Sela by Jackie Gamber
Review by Daniel Cann
Peace was fleeting. Vorham Riddess, Venur of Esra Province, covets the crystal ore buried deep in Leland’s mountains. His latest device to obtain it: land by marriage to a Leland maiden. But that’s not all.
Among Dragonkind, old threats haunt Mount Gore, and shadows loom in the thoughts of the Red who restored life to land and love. A dragon hunter, scarred from countless battles, discovers he can yet suffer more wounds.
In the midst of it all, Sela Redheart is lost, driven from her home with only her old uncle to watch over her. As the dragon-born child of Kallon, the leader of Leland’s Dragon Council, she is trapped in human form with no understanding of how she transformed, or how to turn back.

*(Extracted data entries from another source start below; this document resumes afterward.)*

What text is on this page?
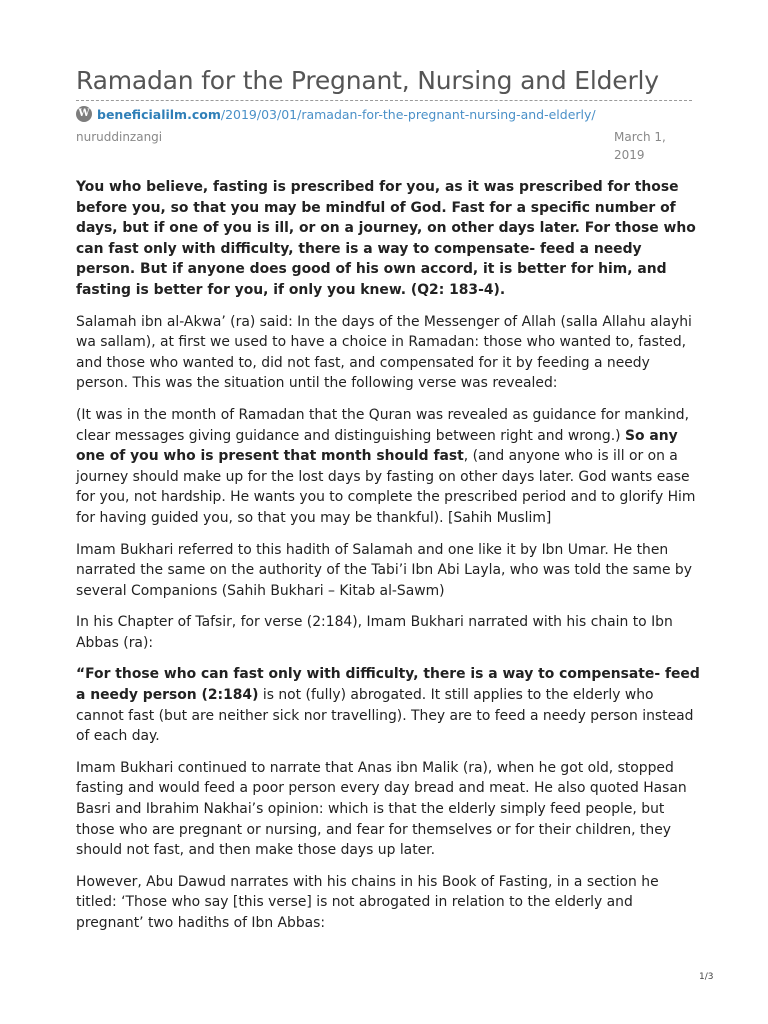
Ramadan for the Pregnant, Nursing and Elderly
W beneficialilm.com /2019/03/01/ramadan-for-the-pregnant-nursing-and-elderly/
nuruddinzangi	March 1,
2019

You who believe, fasting is prescribed for you, as it was prescribed for those before you, so that you may be mindful of God. Fast for a specific number of days, but if one of you is ill, or on a journey, on other days later. For those who can fast only with difficulty, there is a way to compensate- feed a needy person. But if anyone does good of his own accord, it is better for him, and fasting is better for you, if only you knew. (Q2: 183-4).

Salamah ibn al-Akwa’ (ra) said: In the days of the Messenger of Allah (salla Allahu alayhi wa sallam), at first we used to have a choice in Ramadan: those who wanted to, fasted, and those who wanted to, did not fast, and compensated for it by feeding a needy person. This was the situation until the following verse was revealed:

(It was in the month of Ramadan that the Quran was revealed as guidance for mankind, clear messages giving guidance and distinguishing between right and wrong.) So any one of you who is present that month should fast, (and anyone who is ill or on a journey should make up for the lost days by fasting on other days later. God wants ease for you, not hardship. He wants you to complete the prescribed period and to glorify Him for having guided you, so that you may be thankful). [Sahih Muslim]

Imam Bukhari referred to this hadith of Salamah and one like it by Ibn Umar. He then narrated the same on the authority of the Tabi’i Ibn Abi Layla, who was told the same by several Companions (Sahih Bukhari – Kitab al-Sawm)

In his Chapter of Tafsir, for verse (2:184), Imam Bukhari narrated with his chain to Ibn Abbas (ra):

“For those who can fast only with difficulty, there is a way to compensate- feed a needy person (2:184) is not (fully) abrogated. It still applies to the elderly who cannot fast (but are neither sick nor travelling). They are to feed a needy person instead of each day.

Imam Bukhari continued to narrate that Anas ibn Malik (ra), when he got old, stopped fasting and would feed a poor person every day bread and meat. He also quoted Hasan Basri and Ibrahim Nakhai’s opinion: which is that the elderly simply feed people, but those who are pregnant or nursing, and fear for themselves or for their children, they should not fast, and then make those days up later.

However, Abu Dawud narrates with his chains in his Book of Fasting, in a section he titled: ‘Those who say [this verse] is not abrogated in relation to the elderly and pregnant’ two hadiths of Ibn Abbas:

1/3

Wanderers seek a home, schemes begin to unfurl, and all is at risk as magic and murder, marriage and mystery strangle the heart of Esra. A struggle for power far older and deeper than anyone realizes will leave no human or dragon unaffected.
In a world where magic is born of feeling, where the love between a girl and a dragon was once transformative, what power dwells in the heart of young Sela?

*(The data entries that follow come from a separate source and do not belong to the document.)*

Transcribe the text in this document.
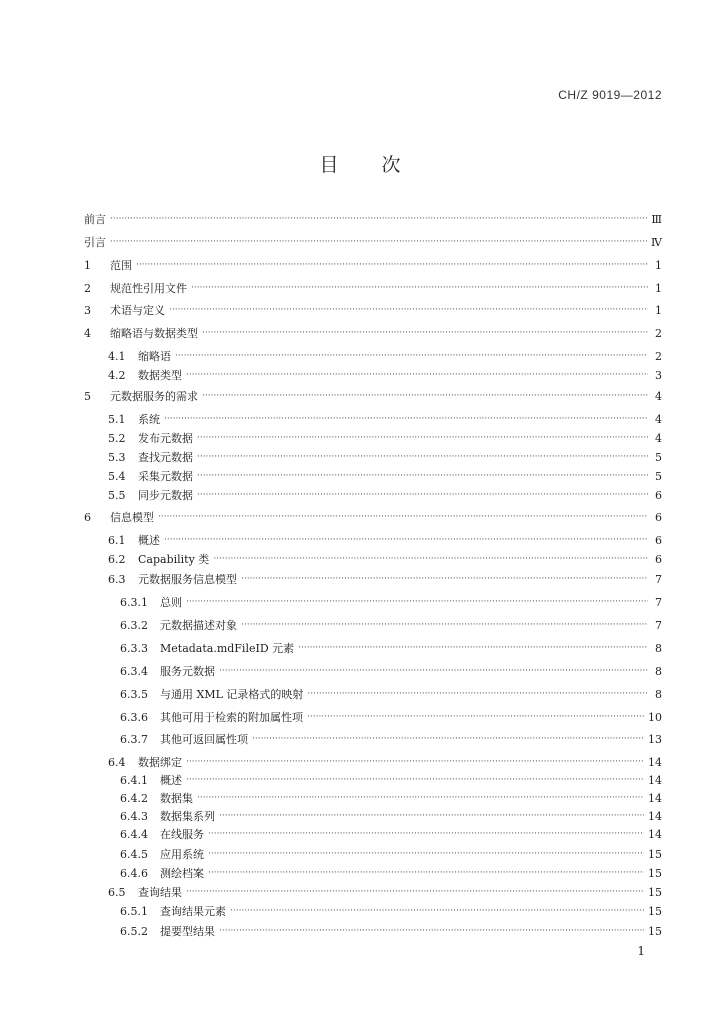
CH/Z 9019—2012
目 次
前言 ·····	Ⅲ
引言 ·····	Ⅳ
1	范围 ·····	1
2	规范性引用文件 ·····	1
3	术语与定义 ·····	1
4	缩略语与数据类型 ·····	2
4.1	缩略语 ·····	2
4.2	数据类型 ·····	3
5	元数据服务的需求 ·····	4
5.1	系统 ·····	4
5.2	发布元数据 ·····	4
5.3	查找元数据 ·····	5
5.4	采集元数据 ·····	5
5.5	同步元数据 ·····	6
6	信息模型 ·····	6
6.1	概述 ·····	6
6.2	Capability 类 ·····	6
6.3	元数据服务信息模型 ·····	7
6.3.1	总则 ·····	7
6.3.2	元数据描述对象 ·····	7
6.3.3	Metadata.mdFileID 元素 ·····	8
6.3.4	服务元数据 ·····	8
6.3.5	与通用 XML 记录格式的映射 ·····	8
6.3.6	其他可用于检索的附加属性项 ·····	10
6.3.7	其他可返回属性项 ·····	13
6.4	数据绑定 ·····	14
6.4.1	概述 ·····	14
6.4.2	数据集 ·····	14
6.4.3	数据集系列 ·····	14
6.4.4	在线服务 ·····	14
6.4.5	应用系统 ·····	15
6.4.6	测绘档案 ·····	15
6.5	查询结果 ·····	15
6.5.1	查询结果元素 ·····	15
6.5.2	提要型结果 ·····	15
1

This sequel is set many years after “Redheart” and finds Sela now as a young seventeen year old woman with somewhat of a rootless and unsettled existence – she loves her human guardian Uncle Orman Thistleby but also her dragon parents. This young unassuming girl is the vital link between dragonkind and humankind.
Impressively this is no re-tread. Gamber has clearly gone to great lengths to expand and enhance the many elements that made the first in the Leland series a delightful read.

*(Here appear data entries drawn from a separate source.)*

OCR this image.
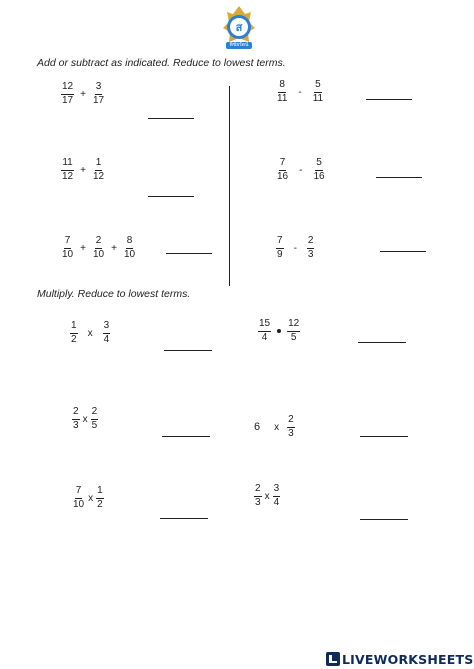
ส
พิชัยรัตน์
Add or subtract as indicated. Reduce to lowest terms.
$\frac{12}{17} + \frac{3}{17}$	$\frac{8}{11} - \frac{5}{11}$
$\frac{11}{12} + \frac{1}{12}$	$\frac{7}{16} - \frac{5}{16}$
$\frac{7}{10} + \frac{2}{10} + \frac{8}{10}$	$\frac{7}{9} - \frac{2}{3}$
Multiply. Reduce to lowest terms.
$\frac{1}{2}$ x $\frac{3}{4}$	$\frac{15}{4} \frac{12}{5}$
$\frac{2}{3}$ x $\frac{2}{5}$	6 x $\frac{2}{3}$
$\frac{7}{10}$ x $\frac{1}{2}$	$\frac{2}{3}$ x $\frac{3}{4}$
LIVEWORKSHEETS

It was nice to see Sela’s innocent but romantic relationship with young soldier Bannon Raley develop. It is a novel with much of its predecessor’s charm, with its central character just as impetuous and rebellious as she was in the first outing.
Fordon Blackclaw’s son Drell gets involved in this adventure and Fane Whitetail is a Machiavellian dragon pulling and manipulating the strings. In true Gamber style there is much plotting and scheming and dragon council politics to keep her readers up on their toes.
With castles, mountains, forests, deserts, underground tunnels and caves there are lots of interesting places to explore in this world and Gamber’s storytelling skills ensure this is all vividly brought to life.
This is a darker entry in the series with its spies, defection, betrayal and dragons being hunted for “sport”.
Once again Gamber has constructed a novel with care and executed it with precision. With themes as far ranging as deception, prejudice, misunderstanding, redemption and forgiveness this is certain to appeal to children and adults of all ages. Magic!